There we each bought a couple of 70 liter Thule duffle bags that replaced the menagerie of backpacks and carry-ons we’d cobbled together. They are made to be duffle bags but come with backpack straps. Even though the straps aren’t padded it was still so much more comfortable than the three bags I had been schlepping around. (Nope, not getting paid by Thule.) Before it looked like we had a mass of stuff. Now everything not only fit easily in two bags it looked neat and organized. Including the winter gear which we wore every day in Copenhagen.

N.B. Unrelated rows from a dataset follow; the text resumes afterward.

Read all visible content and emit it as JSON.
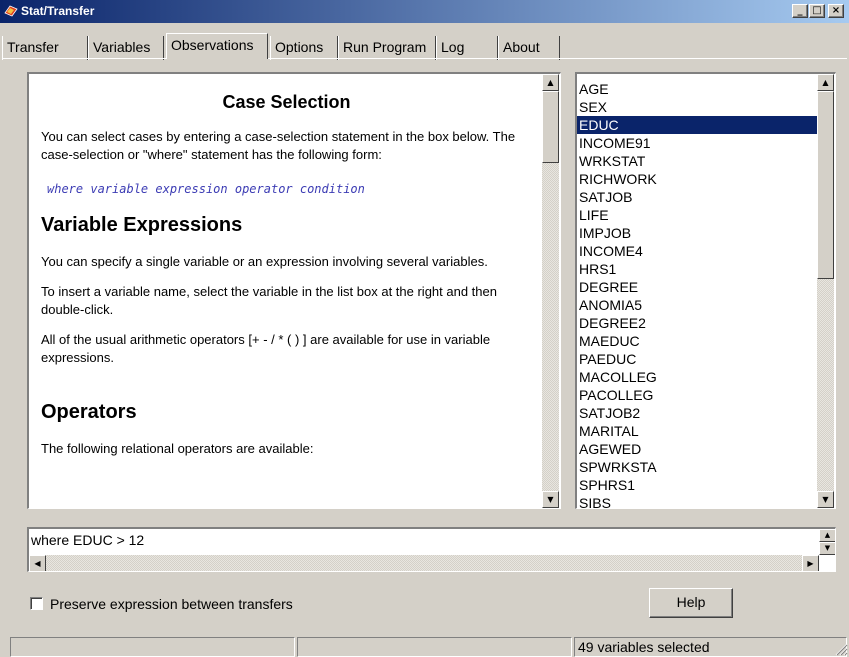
{
  "window": {
    "title": "Stat/Transfer",
    "minimize_glyph": "_",
    "maximize_glyph": "□",
    "close_glyph": "×"
  },
  "tabs": [
    {
      "label": "Transfer",
      "active": false
    },
    {
      "label": "Variables",
      "active": false
    },
    {
      "label": "Observations",
      "active": true
    },
    {
      "label": "Options",
      "active": false
    },
    {
      "label": "Run Program",
      "active": false
    },
    {
      "label": "Log",
      "active": false
    },
    {
      "label": "About",
      "active": false
    }
  ],
  "help": {
    "heading": "Case Selection",
    "intro": "You can select cases by entering a case-selection statement in the box below. The case-selection or \"where\" statement has the following form:",
    "syntax": "where variable expression operator condition",
    "section_var_expr": "Variable Expressions",
    "para1": "You can specify a single variable or an expression involving several variables.",
    "para2": "To insert a variable name, select the variable in the list box at the right and then double-click.",
    "para3": "All of the usual arithmetic operators [+ - / * ( ) ] are available for use in variable expressions.",
    "section_operators": "Operators",
    "para4": "The following relational operators are available:"
  },
  "variables": {
    "items": [
      "AGE",
      "SEX",
      "EDUC",
      "INCOME91",
      "WRKSTAT",
      "RICHWORK",
      "SATJOB",
      "LIFE",
      "IMPJOB",
      "INCOME4",
      "HRS1",
      "DEGREE",
      "ANOMIA5",
      "DEGREE2",
      "MAEDUC",
      "PAEDUC",
      "MACOLLEG",
      "PACOLLEG",
      "SATJOB2",
      "MARITAL",
      "AGEWED",
      "SPWRKSTA",
      "SPHRS1",
      "SIBS"
    ],
    "selected": "EDUC"
  },
  "expression": {
    "value": "where EDUC > 12"
  },
  "preserve": {
    "label": "Preserve expression between transfers",
    "checked": false
  },
  "buttons": {
    "help": "Help"
  },
  "status": {
    "panel1": "",
    "panel2": "",
    "panel3": "49 variables selected"
  },
  "colors": {
    "titlebar_start": "#0a246a",
    "titlebar_end": "#a6caf0",
    "selection": "#0a246a",
    "code_text": "#3c3cb4",
    "face": "#d4d0c8"
  },
  "icons": {
    "app": "stat-transfer-logo-icon",
    "scroll_up": "▲",
    "scroll_down": "▼",
    "scroll_left": "◀",
    "scroll_right": "▶"
  }
}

It’s also harder to pack for multi-season trips when you don’t have a “sporty” body type. A lot of the things a thinner woman could comfortably wear I simply cannot. And I am not talking about optics. I’m talking about chafing. I had dragged light winter gear for myself and LB along the whole trip. On more than a few occasions the jackets and gloves came in handy: Malmo, the UK, as it got colder in Lisbon, a few windy nights in Cape Town, even early morning in the mountains of Chiang Mai. On top of the jackets and gloves I had hats for both of us and cool pants for LB.

My advice when packing for a multi season trip is not to assume you’ll be spending most of your time in the colder regions in cozy hotel rooms and comfy cabs. Hats and gloves don’t take up much room and the jackets that scrunch down into something that can fit in your pocket are a great investment. Otherwise, layer, layer, layer. Even a four-year-old gets tired of an indoor pool every day, all day. We were able to take LB to the playground, in Denmark, in January, because we had the clothes to keep her, and ourselves, warm.

As mentioned, we also met up with friends. Our dear friend K and her family had us and another friend, J, over to her enviable apartment for a scrumptious dinner. Then it was to the airport and back to the US.